Women catch courage from the women whose lives they touch
And they call the bearer of that courage… friend.

- C. Heilbrun

Deborah Hill and Ann Nix

Our conversation began in the first year of the new millennium. This was a momentous threshold for us all. And, as if to highlight the significance of the changing times, I was wrestling with a life-shifting change of my own.

The upheaval of menopause was having its way with me. I signed up for a class on the Sacred Feminine that Ann was teaching in the hope of working through my confusion about growing older in a culture that dislikes anything old, and has a particular fear of the aging woman. The problem had become all too personal.

Ann was 61 and I was 47 when we met.  Ann grew up in the southern gentility of a Dallas family before feminism was even a term. Scarlett O’Hara was the ideal of the times. I came of age in San Francisco in the late sixties with the likes of Cher as a feminine role model.
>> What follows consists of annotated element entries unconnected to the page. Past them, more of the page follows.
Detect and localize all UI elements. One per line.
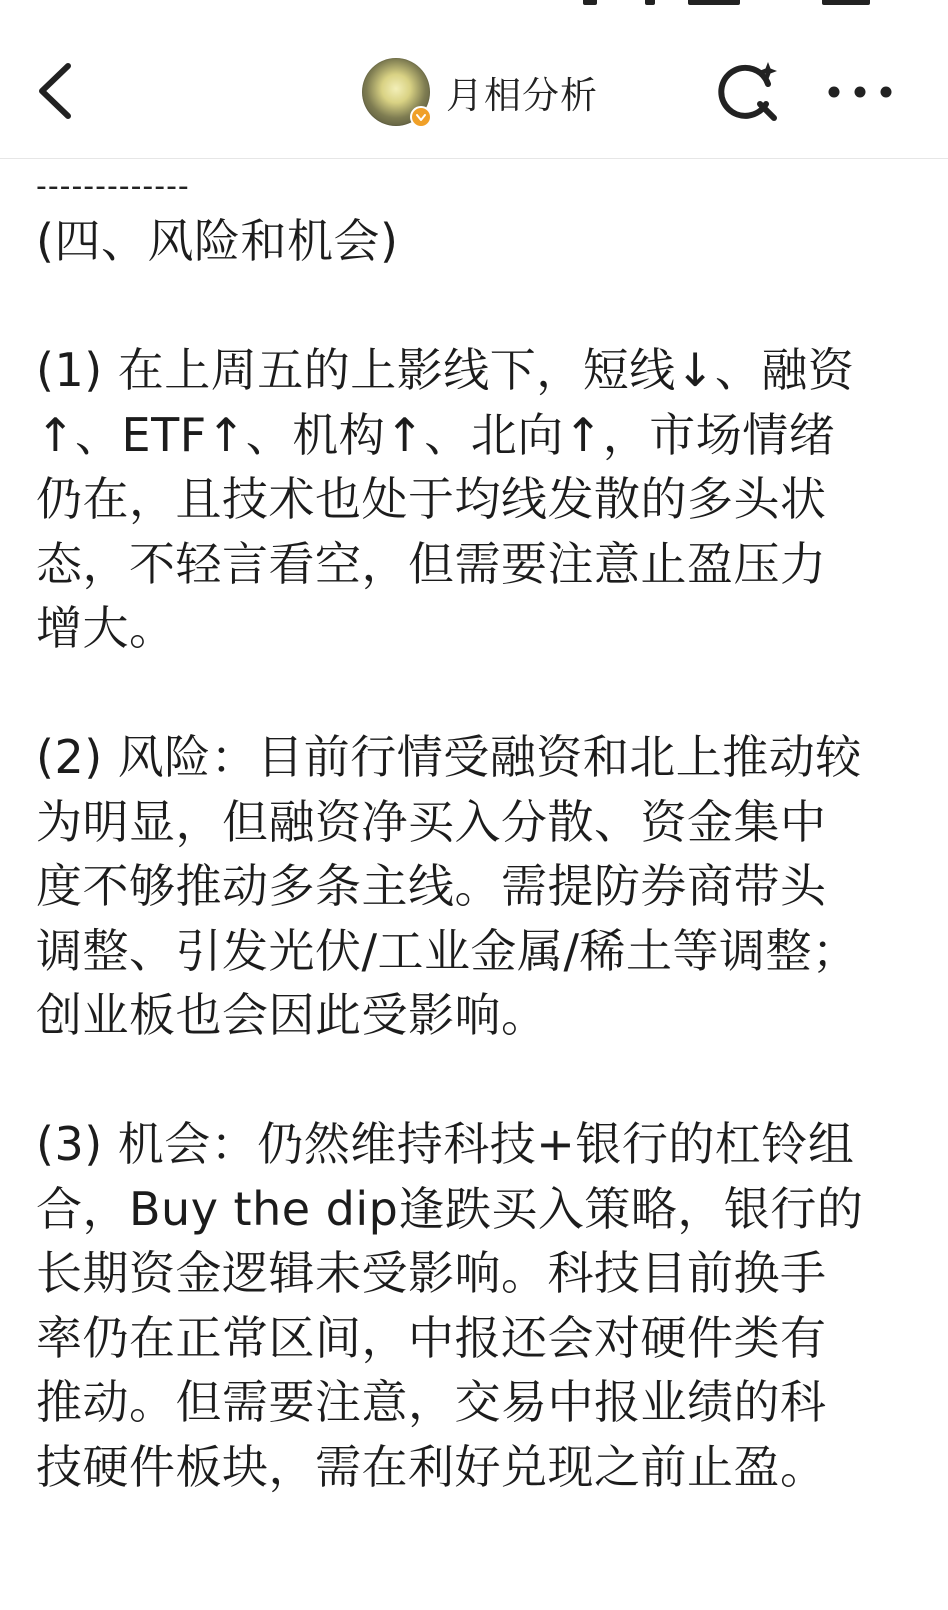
paragraph-line: 调整、引发光伏/工业金属/稀土等调整； [36,923,859,978]
status-icon-fragment [583,0,597,5]
paragraph-line: 率仍在正常区间，中报还会对硬件类有 [36,1310,827,1365]
account-title[interactable] [362,56,598,128]
paragraph-line: (1) 在上周五的上影线下，短线↓、融资 [36,343,855,397]
paragraph-1 [36,338,916,661]
status-icon-fragment [645,0,655,5]
paragraph-line: 态，不轻言看空，但需要注意止盈压力 [36,536,827,591]
status-icon-fragment [688,0,740,5]
paragraph-line: (3) 机会：仍然维持科技+银行的杠铃组 [36,1117,855,1171]
section-title: (四、风险和机会) [36,214,399,268]
battery-icon [822,0,870,5]
paragraph-3 [36,1112,916,1499]
paragraph-line: 长期资金逻辑未受影响。科技目前换手 [36,1246,827,1300]
status-bar [0,0,948,14]
article-body [36,165,916,1499]
separator-line: ------------- [36,169,190,204]
paragraph-line: 合，Buy the dip逢跌买入策略，银行的 [36,1181,864,1236]
more-dots-icon [824,74,896,110]
paragraph-line: 创业板也会因此受影响。 [36,988,548,1042]
paragraph-line: 技硬件板块，需在利好兑现之前止盈。 [36,1439,827,1494]
back-arrow-icon [30,54,90,124]
paragraph-line: 度不够推动多条主线。需提防券商带头 [36,859,827,913]
paragraph-line: 增大。 [36,601,176,655]
top-nav-bar [0,14,948,159]
account-name[interactable]: 月相分析 [446,74,598,117]
paragraph-2 [36,725,916,1048]
back-button[interactable] [30,54,90,124]
paragraph-line: 推动。但需要注意，交易中报业绩的科 [36,1375,827,1429]
paragraph-line: ↑、ETF↑、机构↑、北向↑，市场情绪 [36,407,836,462]
verified-badge-icon [410,106,432,128]
moon-avatar-icon[interactable] [362,58,430,126]
paragraph-line: (2) 风险：目前行情受融资和北上推动较 [36,730,862,784]
search-icon [716,58,786,128]
more-options-button[interactable] [824,74,896,110]
paragraph-line: 仍在，且技术也处于均线发散的多头状 [36,472,827,526]
paragraph-line: 为明显，但融资净买入分散、资金集中 [36,794,827,849]
search-button[interactable] [716,58,786,128]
While our life stories were very different, Ann and I shared a deep concern about growing older without support from the culture around us. We became fast friends wading through all the material we could find – trying to make sense of the bewildering life stage we were in. Through our collaboration we uncovered a disturbing complex of beliefs about femininity and aging that we began to refer to as the Cultural Spell. We knew we had a lot of work to if we were to free ourselves from its grip.

Ann and I hung out, for many long days and nights, with the hard questions. We sat together in the ambiguity. We studied, wrote, talked, and listened – to each other and to the women we worked with in our groups and therapy practices. Our friendship gave us the courage to turn toward what is painful in the culture – and in ourselves.

Women thrive in the company of other women. Together we go places none of us would be willing to go alone. Over the years many women have joined the conversation through our ongoing groups and workshops.

Ann and I continue to write and teach together. We find joy and hope in the work we do and in the community of women whose lives we touch.